Her name is Shannon.


And I was headed to the car last night after yoga, after the defenseless shower, and the hasty dress in the stall. It was dark already and I locked the door to the office, walked down the corridor, past the naked man apprehending a thief in the stairwell, past the bare chested man limping home in a leather jacket and dripping yoga pants, past Vladimir Ilyich staring into the horizon of an endless succession of five year spiritual plans. And I was moving fast, really fast. I’m always moving fast, sliding like a pinball, racing towards or away from. Bright lights and sounds. Noise and flashing.

I cut quickly through the parked cars across the small street in front of the office building because I didn’t want to walk the extra fifteen yards and have to wait for a light. I’m racing, racing, racing, hurdling through my day, trying to get to the other end of it like an exhausted swimmer, to the sanctuary of home and hopefully not a lot of domestic stuff to do or pick over, and then I see another light is about to switch on me to red and I’ll have to wait there.
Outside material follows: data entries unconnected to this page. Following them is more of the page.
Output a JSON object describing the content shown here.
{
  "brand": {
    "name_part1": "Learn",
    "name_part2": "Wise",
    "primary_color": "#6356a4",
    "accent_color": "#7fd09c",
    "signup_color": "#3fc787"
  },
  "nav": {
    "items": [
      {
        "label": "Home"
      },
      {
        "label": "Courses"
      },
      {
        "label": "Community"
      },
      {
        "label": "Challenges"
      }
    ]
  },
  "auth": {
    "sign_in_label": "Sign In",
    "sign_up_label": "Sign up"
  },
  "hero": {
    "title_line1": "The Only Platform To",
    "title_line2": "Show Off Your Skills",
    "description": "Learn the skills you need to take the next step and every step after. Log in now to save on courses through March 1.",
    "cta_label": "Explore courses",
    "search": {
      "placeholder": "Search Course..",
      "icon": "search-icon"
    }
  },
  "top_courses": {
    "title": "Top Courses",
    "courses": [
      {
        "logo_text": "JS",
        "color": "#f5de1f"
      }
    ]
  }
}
I just missed it. There’s a wave of damn it. That light will cost me like a minute of time standing there for nothing! What will I do with myself? I’ll have to take my phone out and check it, check it, check it.

And suddenly I heard my yoga teacher’s admonition from the class about leaning into the discomfort. I noticed that this hectic racing feeling is a kind of discomfort, too, and I’m fleeing it in the same way I might lie in pigeon on my mat, with my T-bands gnawing at me, my pigeon hands cramping tensely in front of me, my breath strained and choked. And I’m always fleeing that discomfort, maybe all discomforts. And so I decided that I’d wait for the light instead of racing across and I’d just meet the discomfort head on and see if I couldn’t, in my teacher’s words, “find a little comfort there.” And I stood for the 60 second cycle to the next green light and faced the thing in the interim.

Oh, the thing, the thing, the restless thing.

It is a small discomfort this energy, but it is an ever-present one, as persistent as a shadow, and I held this nameless yoga pose like I was momentarily balancing a steel ball on a rubber flipper. I didn’t take the phone out. I didn’t reach for the crossing light button to pump it along. I didn’t try to make the feeling go away. I wasn’t trying to fix it. I almost needed the feeling to remain for this nameless pose to make sense. I don’t know if you could say I was still exactly, but you could definitely say I wasn’t moving.

There were drivers in their cars on their cell phones. One of them was reading something, texting and driving. Pedestrians whirled by. A bicyclist on a fixed gear bike slid to a stop in front of me for a moment and then lit a cigarette. Motion everywhere, within and without.

I held the pose.


NB: Sweat Hot Yoga is officially at 3516 Fremont Place North, Seattle, WA 98103, but I think you’ll find my directions are better.